PWMU CO —Rapat Kerja Wilayah (Rakerwil) Kwartir Wilayah (Kwarwil) Gerakan Kepanduan Hizbul Wathan (HW) Jawa Timur di kantor Pimpinan Wilayah Muhammadiyah (PWM) Jawa Timur, Sabtu (1/2/2025), bukan sekadar forum membahas laporan dan strategi organisasi.
Di tengah keseriusan diskusi, suasana mendadak berubah menjadi lebih santai dan penuh tawa berkat kisah seekor katak dan selembar uang seratus ribu yang disampaikan oleh Ustadz Zainul Muslimin, Bendahara PWM Jawa Timur.
Teka-Teki Sang Katak: Logika atau Intuisi?
Dengan penuh semangat, Ustadz Zainul maju ke depan, menggenggam tiga lembar uang: pecahan seratus ribu, lima puluh ribu, dan lima ribu rupiah.
“Siapa yang bisa menjawab teka-teki ini, dapat hadiah,” katanya sambil mengangkat uang itu tinggi-tinggi.
Peserta langsung fokus. Teka-teki? Hadiah? Ini pasti menarik.
“Kuis ini bukan kaleng-kaleng. Sulit luar biasa. Banyak profesor saja tidak bisa menjawab,” lanjutnya, memberikan psywar yang membuat peserta semakin penasaran.
Lalu, teka-teki pun dilemparkan:
“Seekor katak hendak menyeberangi sungai. Lebarnya 1,2 kilometer. Arus sungai 5 km/jam. Panjang lompatan katak 50 cm. Pertanyaannya, berapa kali katak harus melompat agar tiba di seberang?”

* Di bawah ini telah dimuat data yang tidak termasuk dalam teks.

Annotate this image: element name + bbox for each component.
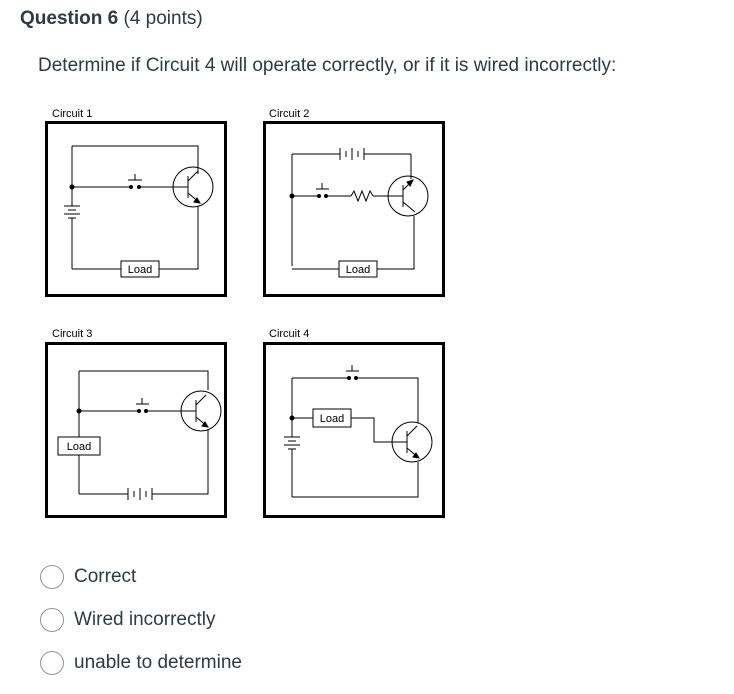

Wajah-wajah peserta tampak berpikir keras. Menghitung dalam hati. Mengernyitkan dahi.
Sebelum yang lain sempat menjawab, seorang peserta bernama Mas Ernam langsung mengangkat tangan.

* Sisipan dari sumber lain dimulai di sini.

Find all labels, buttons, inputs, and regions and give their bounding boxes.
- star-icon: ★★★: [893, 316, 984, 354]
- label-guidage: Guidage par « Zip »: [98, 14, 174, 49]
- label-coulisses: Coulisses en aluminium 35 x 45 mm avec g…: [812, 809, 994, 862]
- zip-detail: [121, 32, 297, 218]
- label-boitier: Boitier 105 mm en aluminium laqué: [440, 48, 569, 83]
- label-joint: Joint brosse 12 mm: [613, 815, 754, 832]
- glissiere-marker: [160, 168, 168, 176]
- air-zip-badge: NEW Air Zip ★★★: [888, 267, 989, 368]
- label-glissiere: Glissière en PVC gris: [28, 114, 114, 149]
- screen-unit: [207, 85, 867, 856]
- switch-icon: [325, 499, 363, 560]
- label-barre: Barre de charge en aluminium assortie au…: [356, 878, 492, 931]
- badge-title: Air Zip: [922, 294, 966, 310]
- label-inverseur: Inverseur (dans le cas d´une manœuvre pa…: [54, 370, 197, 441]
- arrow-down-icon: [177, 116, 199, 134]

“Ya, Mas Ernam. Berapa jawabannya?” tanya Ustadz Zainul.
“Dua kali,” jawabnya mantap.
Seisi ruangan terkejut. Dua kali? Bagaimana mungkin?

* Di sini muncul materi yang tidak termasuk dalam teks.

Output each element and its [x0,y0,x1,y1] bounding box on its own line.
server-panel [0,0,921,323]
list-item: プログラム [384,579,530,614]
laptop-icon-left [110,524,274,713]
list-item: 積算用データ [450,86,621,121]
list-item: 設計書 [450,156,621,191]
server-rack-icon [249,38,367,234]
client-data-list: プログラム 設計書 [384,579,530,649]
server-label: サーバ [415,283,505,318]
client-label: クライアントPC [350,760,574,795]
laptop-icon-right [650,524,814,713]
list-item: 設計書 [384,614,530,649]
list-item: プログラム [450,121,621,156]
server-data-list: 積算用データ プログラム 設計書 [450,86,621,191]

“Lho, kok dua?” Ustadz Zainul mengernyitkan dahi, tak percaya.
“Iya, Ustadz. Satu kali melompat turun ke air, satu kali melompat naik ke daratan.”
“Tapi kan jaraknya jauh. Lompatan katak cuma 50 cm. Sisanya bagaimana?”
“Berenang,” jawab Mas Ernam santai.
Dan meledaklah tawa di ruangan itu. Suasana yang sebelumnya tegang berubah riuh dengan tepuk tangan.

Pelajaran dari Selembar Uang Seratus Ribu
Setelah tawa mereda, Ustadz Zainul kembali mengangkat uang yang dijanjikan.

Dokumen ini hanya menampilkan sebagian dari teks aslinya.